I'm still new to using Redux, but basically I'm creating a javascript scientific calculator for a learning project, and I'm not quite sure if I'm on the right track. basically, the calculator is going to use a stack in the form of an array with parenthetical groupings within an expression being represented as a reference to another element in the stack which contains the expression contained in the parentheses.
for example, 3 * (4 + 1)/5 + ln(6+8)
would be represented by
[
[4, '*', 'ref:1', '/', 5, '+', 'ln', 'ref:2'],
[4, '+', 1],
[6, '+', 8]
]
I'm creating various reducers to handle different pieces. For example, one reducer will handle adding operators to the stack, while another will handle adding numbers to the stack. (after adding their respective elements, each reducer will call two functions that are not a part of the Redux store to handle rendering the input and evaluating/rendering the output into strings, which are also parts of the state object).
Now obviously if the user hits, for example, the number 2, and the last element is the number 3, then the result would be to transform the element into the number 32. However, if the last element is 2, and the user hits the pi key, then I would want to add a '*' operator and THEN 3.14159.

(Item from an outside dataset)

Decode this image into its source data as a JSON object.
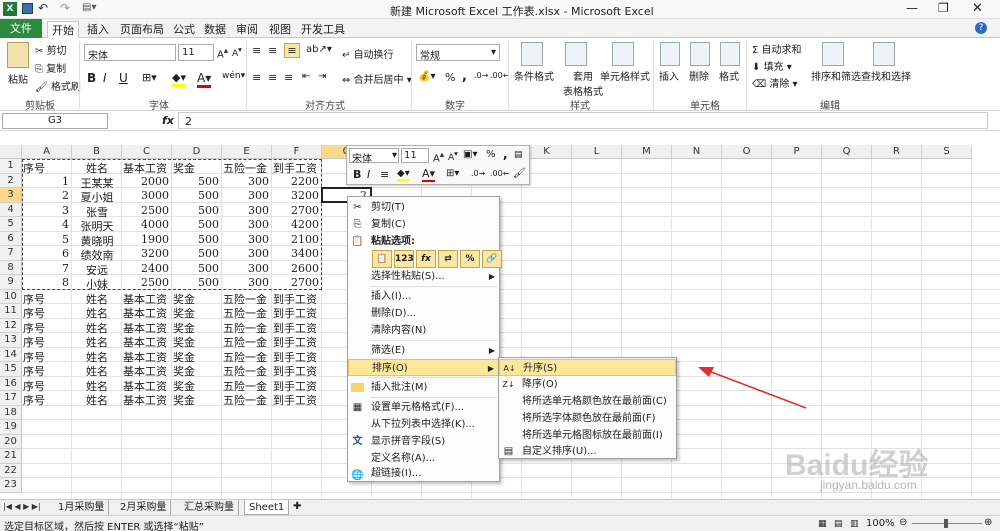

Now it wouldn't make sense for the number reducer to handle adding the '*' operator, and I understand from this question that calling dispatch from the reducer is considered to be an "anti-pattern". Is this where Redux-Thunk would step in, or is there some other solution that I should be looking at?
Also, I was reading this article and I'm not quite sure what they mean when they say that two reducers can't share state slices. What exactly is a single slice, and how is one slice differentiated from another within the combineReducers function?